Survival International is a London-based organization that campaigns to protect and assist indigenous tribes who want to be left alone. While the group’s international director Stephen Corry said, ‘This tragedy should never have been allowed to happen. The Indian authorities should have been enforcing the protection of the Sentinelese and their island for the safety of both the tribe and outsiders.” He also noted that the Sentinelese are a tribe who don’t want outside interference. “The Sentinelese have shown again and again that they want to be left alone, and their wishes should be respected,” he said.
The Sentinelese have never hidden their desire to be left alone by outsiders, and have shown aggressive behavior to visitors in the past. Back in 1974, a film crew who went to film the islanders were greeted with a hail of arrows and never made it to the island. Then, in 2006, two Indian fishermen who had moored their boats near to the island were killed when their vessels drifted to the shore of the island.
These days, the island is totally out of bounds for Indians and tourists alike. While the Islanders are only thought to be around 150-strong, the Indian government has abandoned plans to make meaningful contact with the Sentinelese, noting that they have been secluded on that island for the best part of 55,000 years.
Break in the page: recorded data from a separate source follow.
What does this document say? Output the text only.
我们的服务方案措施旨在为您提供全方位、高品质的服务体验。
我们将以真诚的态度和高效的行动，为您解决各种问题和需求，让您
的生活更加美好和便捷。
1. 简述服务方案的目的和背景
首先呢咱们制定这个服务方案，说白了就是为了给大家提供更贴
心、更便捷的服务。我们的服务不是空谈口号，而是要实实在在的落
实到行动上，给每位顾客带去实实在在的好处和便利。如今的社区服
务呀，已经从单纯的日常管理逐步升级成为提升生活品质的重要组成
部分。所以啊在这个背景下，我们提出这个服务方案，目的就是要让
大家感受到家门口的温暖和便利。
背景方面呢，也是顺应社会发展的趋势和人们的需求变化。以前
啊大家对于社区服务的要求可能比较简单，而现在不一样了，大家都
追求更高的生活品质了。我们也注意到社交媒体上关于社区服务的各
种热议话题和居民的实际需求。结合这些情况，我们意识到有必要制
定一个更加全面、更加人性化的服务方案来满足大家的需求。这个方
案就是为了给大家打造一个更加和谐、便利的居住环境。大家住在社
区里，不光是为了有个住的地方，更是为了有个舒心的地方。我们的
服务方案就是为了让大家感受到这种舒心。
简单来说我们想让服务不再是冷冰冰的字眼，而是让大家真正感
While Chau’s intentions may have been noble, he was foolhardy to attempt to try to make contact with the remote Islanders.
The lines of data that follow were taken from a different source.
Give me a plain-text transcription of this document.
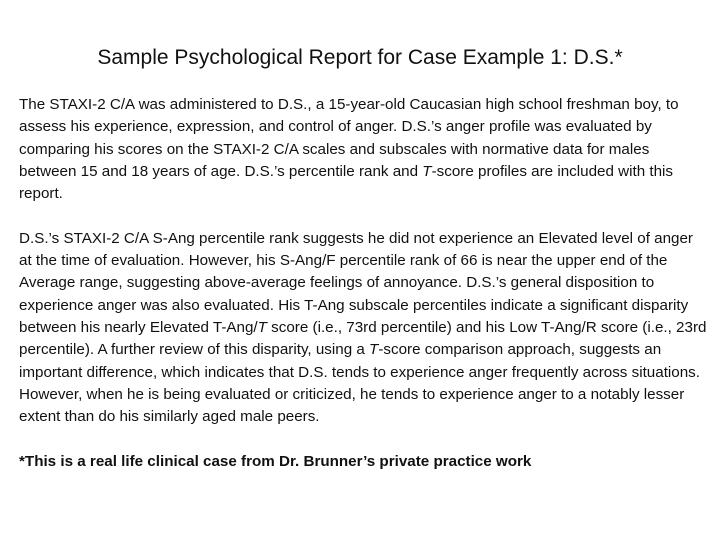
Sample Psychological Report for Case Example 1: D.S.*

The STAXI-2 C/A was administered to D.S., a 15-year-old Caucasian high school freshman boy, to assess his experience, expression, and control of anger. D.S.’s anger profile was evaluated by comparing his scores on the STAXI-2 C/A scales and subscales with normative data for males between 15 and 18 years of age. D.S.’s percentile rank and T-score profiles are included with this report.

D.S.’s STAXI-2 C/A S-Ang percentile rank suggests he did not experience an Elevated level of anger at the time of evaluation. However, his S-Ang/F percentile rank of 66 is near the upper end of the Average range, suggesting above-average feelings of annoyance. D.S.’s general disposition to experience anger was also evaluated. His T-Ang subscale percentiles indicate a significant disparity between his nearly Elevated T-Ang/T score (i.e., 73rd percentile) and his Low T-Ang/R score (i.e., 23rd percentile). A further review of this disparity, using a T-score comparison approach, suggests an important difference, which indicates that D.S. tends to experience anger frequently across situations. However, when he is being evaluated or criticized, he tends to experience anger to a notably lesser extent than do his similarly aged male peers.

*This is a real life clinical case from Dr. Brunner’s private practice work
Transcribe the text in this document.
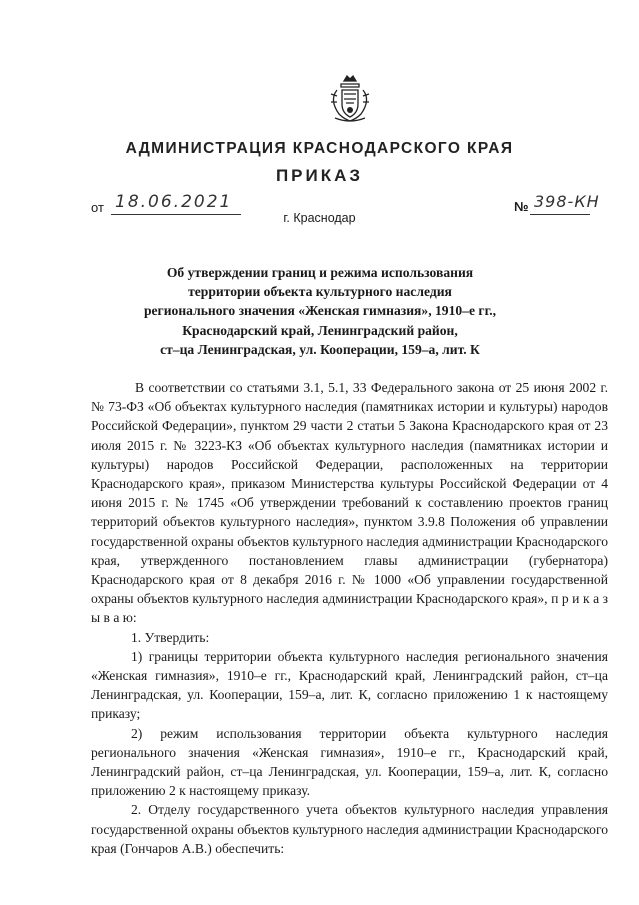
АДМИНИСТРАЦИЯ КРАСНОДАРСКОГО КРАЯ
ПРИКАЗ
от 18.06.2021
г. Краснодар
№ 398-КН
Об утверждении границ и режима использования
территории объекта культурного наследия
регионального значения «Женская гимназия», 1910–е гг.,
Краснодарский край, Ленинградский район,
ст–ца Ленинградская, ул. Кооперации, 159–а, лит. К

В соответствии со статьями 3.1, 5.1, 33 Федерального закона от 25 июня 2002 г. № 73-ФЗ «Об объектах культурного наследия (памятниках истории и культуры) народов Российской Федерации», пунктом 29 части 2 статьи 5 Закона Краснодарского края от 23 июля 2015 г. № 3223-КЗ «Об объектах культурного наследия (памятниках истории и культуры) народов Российской Федерации, расположенных на территории Краснодарского края», приказом Министерства культуры Российской Федерации от 4 июня 2015 г. № 1745 «Об утверждении требований к составлению проектов границ территорий объектов культурного наследия», пунктом 3.9.8 Положения об управлении государственной охраны объектов культурного наследия администрации Краснодарского края, утвержденного постановлением главы администрации (губернатора) Краснодарского края от 8 декабря 2016 г. № 1000 «Об управлении государственной охраны объектов культурного наследия администрации Краснодарского края», п р и к а з ы в а ю:

1. Утвердить:

1) границы территории объекта культурного наследия регионального значения «Женская гимназия», 1910–е гг., Краснодарский край, Ленинградский район, ст–ца Ленинградская, ул. Кооперации, 159–а, лит. К, согласно приложению 1 к настоящему приказу;

2) режим использования территории объекта культурного наследия регионального значения «Женская гимназия», 1910–е гг., Краснодарский край, Ленинградский район, ст–ца Ленинградская, ул. Кооперации, 159–а, лит. К, согласно приложению 2 к настоящему приказу.

2. Отделу государственного учета объектов культурного наследия управления государственной охраны объектов культурного наследия администрации Краснодарского края (Гончаров А.В.) обеспечить:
According to Corry, the British colonial occupation of the Andaman Islands “decimated the tribes living there, wiping out thousands of tribespeople, and only a fraction of the original population now survive.” For that matter, said Corry, “The Sentinelese fear of outsiders is very understandable.” Many feel that Chau’s mission visit to the island was unwarranted and a mistake.
Protect the Tribe
“Tribes like the Sentinelese face catastrophe unless their land is protected,” said Corry. “I hope this tragedy acts as a wake-up call to the Indian authorities to avert another disaster and properly protect the lands of both the Sentinelese and the other Andaman tribes, from further invaders.” For now, the relevant authorities in India are doing what they can to locate the body of John Chau, as his family awaits his return for burial as soon as possible.